In welchen Rollen könnten Menschen mit diesen Merkmalen einen besonders wertvollen Beitrag in unserer Gesellschaft liefern? Beispielsweise als Gründer:innen, die mit ihrem Glauben an ihre große, idealistische Idee und ihrem Blick fürs große Ganze innovativ Neues erschaffen. Als Führungskräfte, die mit ihrem feinen Gespür die Bedürfnisse ihrer Teammitglieder bemerken und einordnen können. In therapeutischen Berufen können sensible und feinfühlige Menschen besonders empathisch auf andere eingehen. Welche Rollen kommen dir noch in den Sinn?

Silvia Harke (2019) orientiert sich bei Stärken von Hochsensiblen an den 5 Sinnen:

  • Sehen: intuitives Verständnis für Farben, Formen, Harmonie, Sinn für Ästhetik, genaues Erkennen von visuellen Details

  • Hören: Rhythmusempfinden, Musikalität, hört feinste Nuancen

  • Riechen & Schmecken: differenzierte Wahrnehmung von Gerüchen & Geschmäckern

  • Fühlen: differenzierte Wahrnehmung von Formen, Berührungsimpulsen, Oberflächen, Strukturen

 

Dazu ergänzt sie noch eine bewusste Körperwahrnehmung und eine besonders gute zwischenmenschliche Wahrnehmung: Laut Harke (2019) sind hochsensible Menschen…

  • …oft gute Zuhörer:innen

  • …und können nonverbale Signale wie Körpersprache, Ausstrahlung, Stimmungszustand von anderen differenziert und schnell erfassen.

Abgrenzung als Schlüssel

Um Charaktereigenschaften zu Stärken zu machen, ist es entscheidend, ein Bewusstsein dafür zu entwickeln. Um Überforderungszustände zu verhindern, sind Werkzeuge für Abgrenzung besonders wichtig und hilfreich.

Wenn du feinfühlig wahrnimmst, brauchst du wahrscheinlich viel Raum und Zeit für dich.
Nimm sie dir. Du darfst “nein” sagen.

Wenn du sensibel bist, nimmst du wahrscheinlich sehr viele Energien & Stimmungen wahr.
Gehe immer wieder bewusst in dich, um bei dir zu bleiben. Zwischendurch die Augen zu schließen und tief durchzuatmen kann dabei unterstützen.

Wenn du feinfühlig wahrnimmst, fühlst du dich vielleicht schnell gestresst.
Sammle bewusst Aktivitäten, die deine Batterien aufladen. Was gibt dir Kraft?

Quellen

Aron, E. N. & Aron, A. (1997). Sensory-processing sensitivity and its relation to introversion and emotionality. Journal of Personality and Social Psychology, 73, 345-368.

Harke, Silvia (2019). Hochsensibel. Was tun? Goldmann Verlag.
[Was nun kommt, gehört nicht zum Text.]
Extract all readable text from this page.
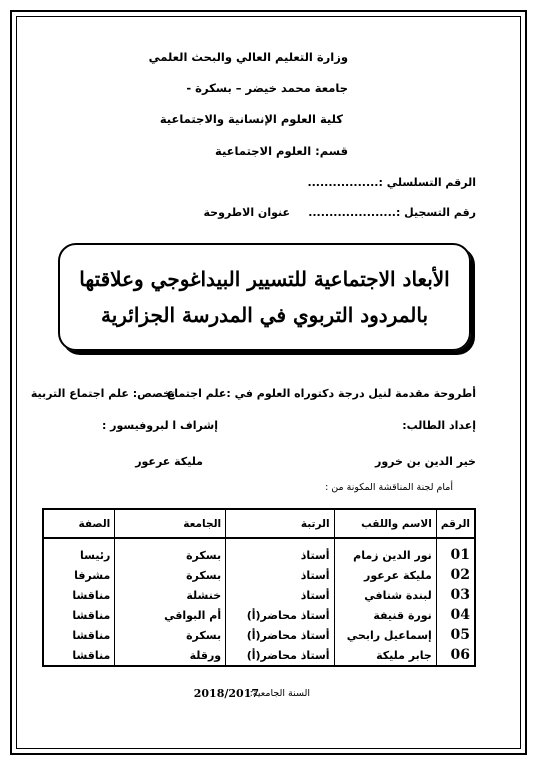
وزارة التعليم العالي والبحث العلمي
جامعة محمد خيضر – بسكرة -
كلية العلوم الإنسانية والاجتماعية
قسم: العلوم الاجتماعية
الرقم التسلسلي :.................
رقم التسجيل :.....................
عنوان الاطروحة
الأبعاد الاجتماعية للتسيير البيداغوجي وعلاقتها
بالمردود التربوي في المدرسة الجزائرية
أطروحة مقدمة لنيل درجة دكتوراه العلوم في :علم اجتماع
تخصص: علم اجتماع التربية
إعداد الطالب:
إشراف ا لبروفيسور :
خير الدين بن خرور
مليكة عرعور
أمام لجنة المناقشة المكونة من :
الرقم	الاسم واللقب	الرتبة	الجامعة	الصفة
01	نور الدين زمام	أستاذ	بسكرة	رئيسا
02	مليكة عرعور	أستاذ	بسكرة	مشرفا
03	لبندة شنافي	أستاذ	خنشلة	مناقشا
04	نورة قنيفة	أستاذ محاضر(أ)	أم البواقي	مناقشا
05	إسماعيل رابحي	أستاذ محاضر(أ)	بسكرة	مناقشا
06	جابر مليكة	أستاذ محاضر(أ)	ورقلة	مناقشا
السنة الجامعية:
2018/2017
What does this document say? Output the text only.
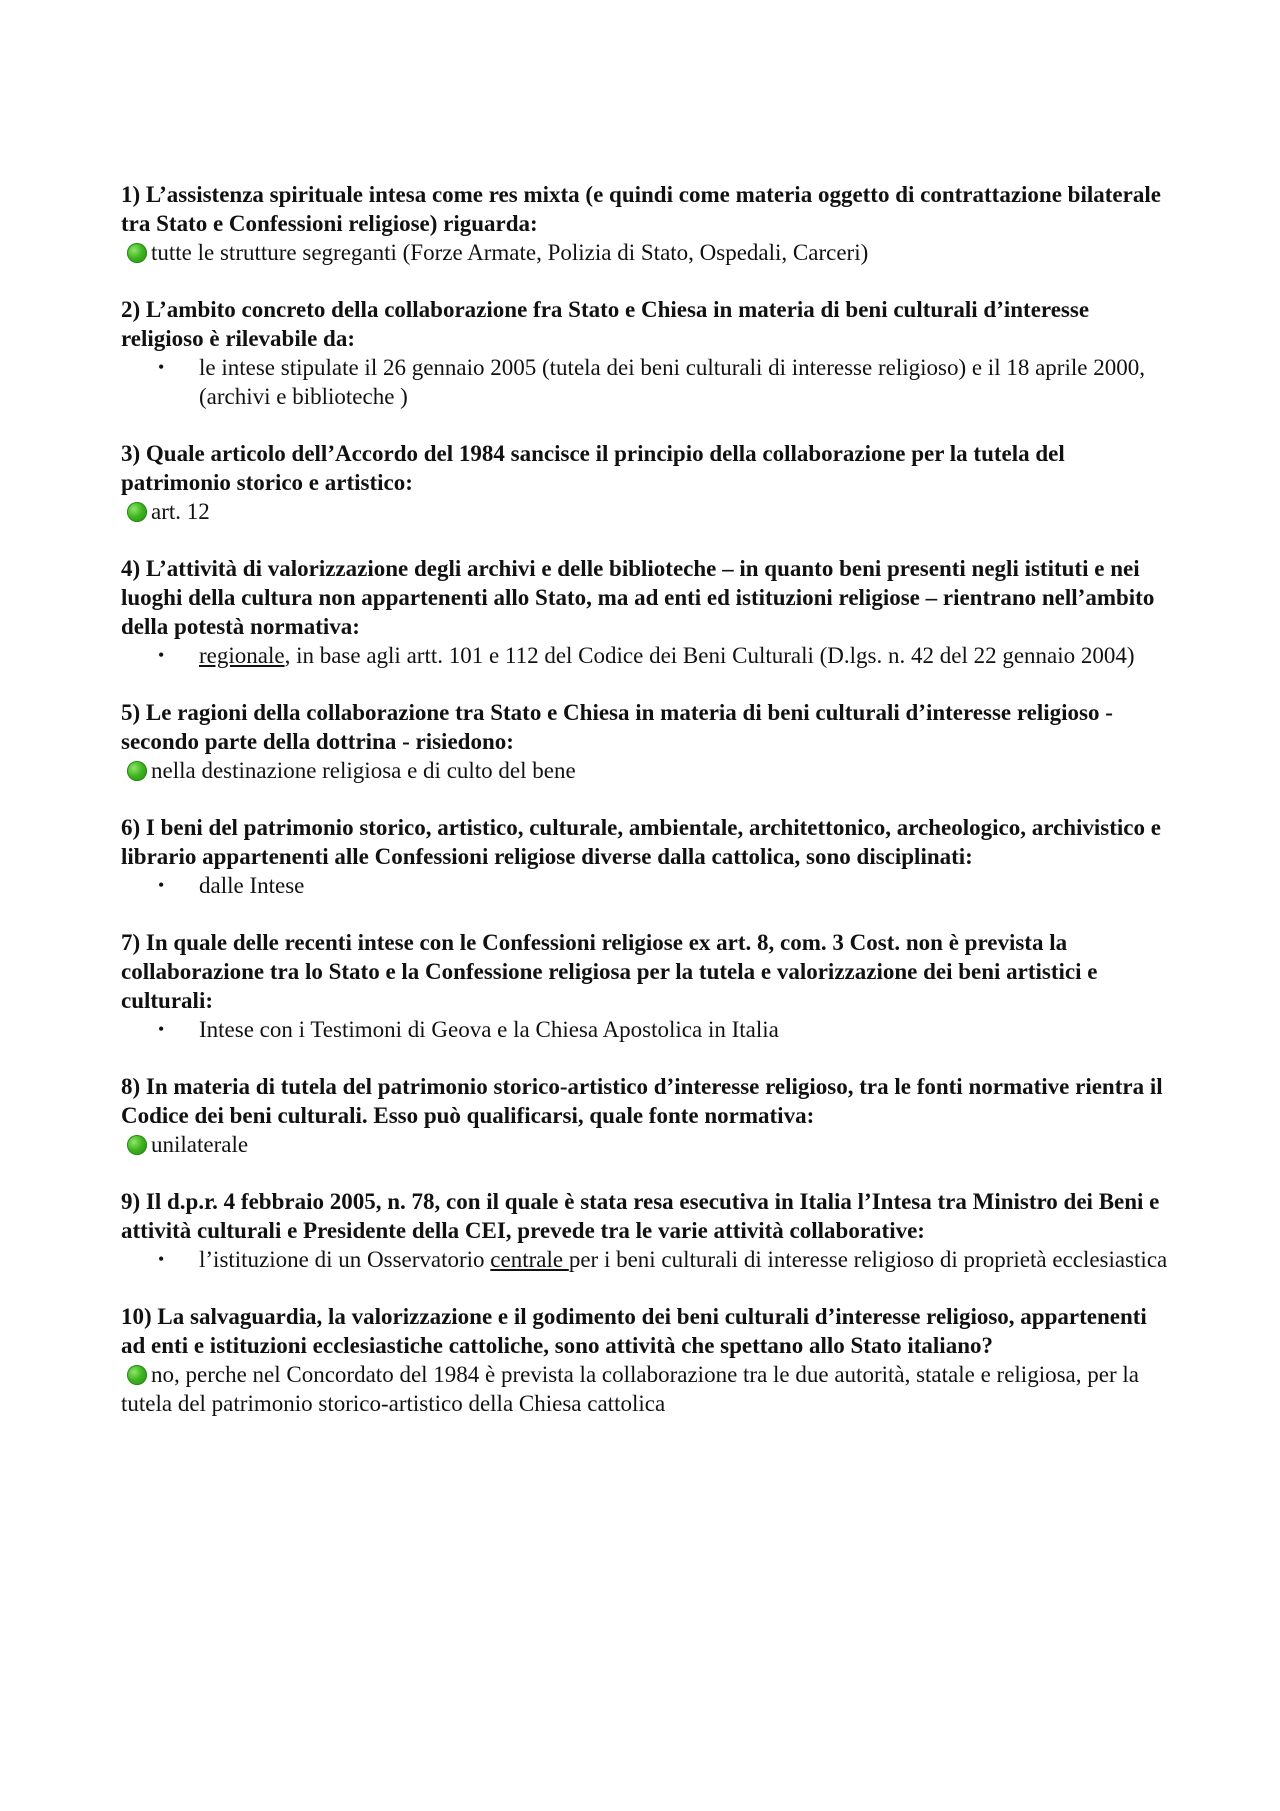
1) L’assistenza spirituale intesa come res mixta (e quindi come materia oggetto di contrattazione bilaterale tra Stato e Confessioni religiose) riguarda:

tutte le strutture segreganti (Forze Armate, Polizia di Stato, Ospedali, Carceri)

2) L’ambito concreto della collaborazione fra Stato e Chiesa in materia di beni culturali d’interesse religioso è rilevabile da:

• le intese stipulate il 26 gennaio 2005 (tutela dei beni culturali di interesse religioso) e il 18 aprile 2000, (archivi e biblioteche )

3) Quale articolo dell’Accordo del 1984 sancisce il principio della collaborazione per la tutela del patrimonio storico e artistico:

art. 12

4) L’attività di valorizzazione degli archivi e delle biblioteche – in quanto beni presenti negli istituti e nei luoghi della cultura non appartenenti allo Stato, ma ad enti ed istituzioni religiose – rientrano nell’ambito della potestà normativa:

• regionale, in base agli artt. 101 e 112 del Codice dei Beni Culturali (D.lgs. n. 42 del 22 gennaio 2004)

5) Le ragioni della collaborazione tra Stato e Chiesa in materia di beni culturali d’interesse religioso - secondo parte della dottrina - risiedono:

nella destinazione religiosa e di culto del bene

6) I beni del patrimonio storico, artistico, culturale, ambientale, architettonico, archeologico, archivistico e librario appartenenti alle Confessioni religiose diverse dalla cattolica, sono disciplinati:

• dalle Intese

7) In quale delle recenti intese con le Confessioni religiose ex art. 8, com. 3 Cost. non è prevista la collaborazione tra lo Stato e la Confessione religiosa per la tutela e valorizzazione dei beni artistici e culturali:

• Intese con i Testimoni di Geova e la Chiesa Apostolica in Italia

8) In materia di tutela del patrimonio storico-artistico d’interesse religioso, tra le fonti normative rientra il Codice dei beni culturali. Esso può qualificarsi, quale fonte normativa:

unilaterale

9) Il d.p.r. 4 febbraio 2005, n. 78, con il quale è stata resa esecutiva in Italia l’Intesa tra Ministro dei Beni e attività culturali e Presidente della CEI, prevede tra le varie attività collaborative:

• l’istituzione di un Osservatorio centrale per i beni culturali di interesse religioso di proprietà ecclesiastica

10) La salvaguardia, la valorizzazione e il godimento dei beni culturali d’interesse religioso, appartenenti ad enti e istituzioni ecclesiastiche cattoliche, sono attività che spettano allo Stato italiano?

no, perche nel Concordato del 1984 è prevista la collaborazione tra le due autorità, statale e religiosa, per la tutela del patrimonio storico-artistico della Chiesa cattolica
Lionetti, F., Aron, A., Aron, E. N., Burns, G. L., Jagiellowicz, J., & Pluess, M. (2018). Dandelions, tulips and orchids: evidence for the existence of low-sensitive, medium-sensitive and high-sensitive individuals. Translational psychiatry, 8(1), 24. https://doi.org/10.1038/s41398-017-0090-6

Orloff, Judith (2018). Wenn dir alles unter die Haut geht. Das Überlebenshandbuch für Empathen und Hochsensible. Trinity.

Pluess, M. & Belsky, J. (2013). Vantage sensitivity: Individual differences in response to positive experiences. Psychological Bulletin, 139(4), 901-916.